Le modèle «J» d'Aoki ressemble étrangement au modèle «organique»


décrit il y a plus de trente ans par Burns (1962) dans ces termes : «Les
postes de travail n'impliquent plus de méthodes, de responsabilités, de
pouvoirs strictement définis ; il devient impossible de tracer des lignes de
démarcation durables et précises entre les fonctions. Les responsabilités et
même les pouvoirs de chacun doivent être sans cesse redéfinis en tenant
compte de ceux des autres individus qui participent aux tâches communes
ou à la solution de problèmes communs. Les tâches individuelles doivent
être accomplies en considération de la situation de l'entreprise conçue
comme un tout. Les interactions se développent aussi bien verticalement
que latéralement et les communications entre les personnes de rangs
différents tendent à prendre la forme de consultations "latérales" plutôt que
d'exercice vertical de l'autorité». «Pour l'individu», la différence entre
le modèle mécanique et le modèle organique «affecte surtout le lien qui
le rattache à l'organisation productrice (...). Un système organique laisse
dans le vague la délimitation de ce que l'on peut demander à l'individu;
il accorde la plus grande importance à ce que celui-ci se sente pleinement
impliqué dans l'accomplissement de toute tâche qui apparaît à son horizon,
pleinement engagé, non seulement dans l'exercice d'une compétence
spécialisée mais dans le succès global de l'entreprise». Burns toutefois ne
dépasse pas cette description qui demeure très prescriptive et normative.
Il ne dit pas comment on obtient que ce système fonctionne conformément
à la description qui en est faite, ce que réalise Aoki, et c'est là que réside
sa contribution majeure.
La théorisation du modèle hiérarchique ou mécanique a donné lieu à
une littérature pléthorique. Celle qui tente non pas une simple description
mais une véritable théorisation du modèle coopératif est infiniment moins
abondante. On trouve des traces de cette théorisation chez certains
socialistes «utopiques»; mais la référence essentielle dans ce domaine reste
C. Barnard (1938), même si les prémisses de sa théorie présentant les
organisations comme ayant toutes des objectifs moraux (puisque la
coopération des individus tend à y atteindre des buts communs) font aujourd'hui
sourire.

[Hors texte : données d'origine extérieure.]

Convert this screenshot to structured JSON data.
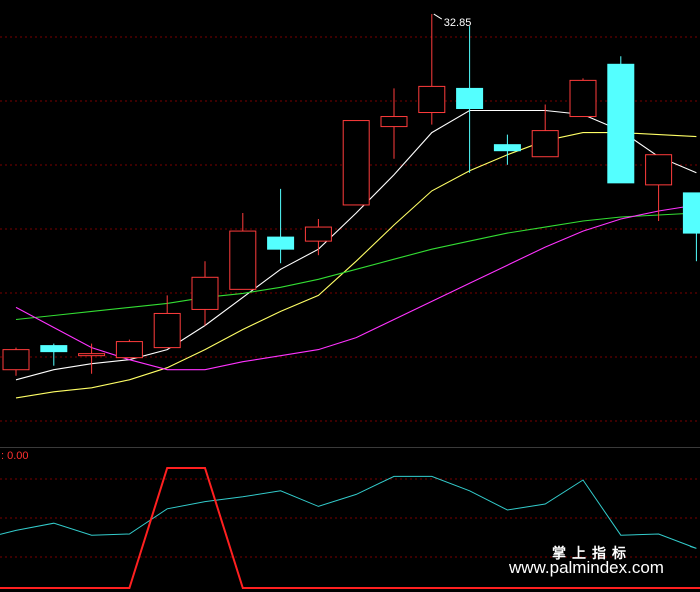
{
  "colors": {
    "background": "#000000",
    "grid": "#7a0000",
    "separator": "#3a3a3a",
    "candle_up": "#ff3c3c",
    "candle_down": "#54ffff",
    "ma_white": "#ffffff",
    "ma_yellow": "#ffff66",
    "ma_green": "#33dd33",
    "ma_magenta": "#ff33ff",
    "indicator_cyan": "#33cccc",
    "indicator_red": "#ff2020"
  },
  "watermark": {
    "line1": "掌上指标",
    "line2": "www.palmindex.com"
  },
  "chart_data": [
    {
      "type": "candlestick",
      "panel": "price",
      "ylim": [
        22.5,
        33.2
      ],
      "high_label": "32.85",
      "high_index": 11,
      "candles": [
        {
          "o": 24.0,
          "c": 24.5,
          "h": 24.55,
          "l": 23.85,
          "dir": "up"
        },
        {
          "o": 24.6,
          "c": 24.45,
          "h": 24.65,
          "l": 24.1,
          "dir": "down"
        },
        {
          "o": 24.35,
          "c": 24.4,
          "h": 24.65,
          "l": 23.9,
          "dir": "up"
        },
        {
          "o": 24.3,
          "c": 24.7,
          "h": 24.75,
          "l": 24.3,
          "dir": "up"
        },
        {
          "o": 24.55,
          "c": 25.4,
          "h": 25.85,
          "l": 24.55,
          "dir": "up"
        },
        {
          "o": 25.5,
          "c": 26.3,
          "h": 26.7,
          "l": 25.1,
          "dir": "up"
        },
        {
          "o": 26.0,
          "c": 27.45,
          "h": 27.9,
          "l": 26.0,
          "dir": "up"
        },
        {
          "o": 27.3,
          "c": 27.0,
          "h": 28.5,
          "l": 26.65,
          "dir": "down"
        },
        {
          "o": 27.2,
          "c": 27.55,
          "h": 27.75,
          "l": 26.85,
          "dir": "up"
        },
        {
          "o": 28.1,
          "c": 30.2,
          "h": 30.2,
          "l": 28.1,
          "dir": "up"
        },
        {
          "o": 30.05,
          "c": 30.3,
          "h": 31.0,
          "l": 29.25,
          "dir": "up"
        },
        {
          "o": 30.4,
          "c": 31.05,
          "h": 32.85,
          "l": 30.1,
          "dir": "up"
        },
        {
          "o": 31.0,
          "c": 30.5,
          "h": 32.55,
          "l": 28.9,
          "dir": "down"
        },
        {
          "o": 29.6,
          "c": 29.45,
          "h": 29.85,
          "l": 29.1,
          "dir": "down"
        },
        {
          "o": 29.3,
          "c": 29.95,
          "h": 30.6,
          "l": 29.3,
          "dir": "up"
        },
        {
          "o": 30.3,
          "c": 31.2,
          "h": 31.25,
          "l": 30.3,
          "dir": "up"
        },
        {
          "o": 31.6,
          "c": 28.65,
          "h": 31.8,
          "l": 28.65,
          "dir": "down"
        },
        {
          "o": 28.6,
          "c": 29.35,
          "h": 29.3,
          "l": 27.7,
          "dir": "up"
        },
        {
          "o": 28.4,
          "c": 27.4,
          "h": 28.4,
          "l": 26.7,
          "dir": "down"
        }
      ],
      "series": [
        {
          "color_key": "ma_white",
          "values": [
            23.75,
            24.0,
            24.15,
            24.25,
            24.5,
            25.1,
            25.8,
            26.5,
            27.0,
            27.9,
            28.85,
            29.9,
            30.45,
            30.45,
            30.45,
            30.35,
            29.95,
            29.3,
            28.9
          ]
        },
        {
          "color_key": "ma_yellow",
          "values": [
            23.3,
            23.45,
            23.55,
            23.75,
            24.05,
            24.5,
            25.0,
            25.45,
            25.85,
            26.7,
            27.6,
            28.45,
            28.95,
            29.35,
            29.7,
            29.9,
            29.9,
            29.85,
            29.8
          ]
        },
        {
          "color_key": "ma_green",
          "values": [
            25.25,
            25.35,
            25.45,
            25.55,
            25.65,
            25.8,
            25.9,
            26.05,
            26.25,
            26.5,
            26.75,
            27.0,
            27.2,
            27.4,
            27.55,
            27.7,
            27.8,
            27.85,
            27.9
          ]
        },
        {
          "color_key": "ma_magenta",
          "values": [
            25.55,
            25.05,
            24.55,
            24.25,
            24.0,
            24.0,
            24.2,
            24.35,
            24.5,
            24.8,
            25.25,
            25.7,
            26.15,
            26.6,
            27.05,
            27.45,
            27.75,
            27.95,
            28.1
          ]
        }
      ]
    },
    {
      "type": "line",
      "panel": "indicator",
      "label": ": 0.00",
      "ylim": [
        0,
        1
      ],
      "series": [
        {
          "color_key": "indicator_cyan",
          "values": [
            0.48,
            0.54,
            0.44,
            0.45,
            0.66,
            0.72,
            0.76,
            0.81,
            0.68,
            0.78,
            0.93,
            0.93,
            0.81,
            0.65,
            0.7,
            0.9,
            0.44,
            0.45,
            0.33
          ]
        },
        {
          "color_key": "indicator_red",
          "values": [
            0,
            0,
            0,
            0,
            1,
            1,
            0,
            0,
            0,
            0,
            0,
            0,
            0,
            0,
            0,
            0,
            0,
            0,
            0
          ]
        }
      ]
    }
  ]
}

Cependant, on trouve également chez Barnard l'intuition forte que
la coopération dans l'entreprise n'est pas le fruit spontané d'un quelconque
lien communautaire : elle repose surtout sur des mécanismes incitatifs dont
la responsabilité de mise en œuvre incombe au chef d'entreprise et qui
peuvent aller jusqu'à l'endoctrinement pur et simple (3).

(3) « The most inherent difficulty in the level with general purposes. » (Barnard, éd.
operation of the cooperative system is the ne- 1968, p. 233)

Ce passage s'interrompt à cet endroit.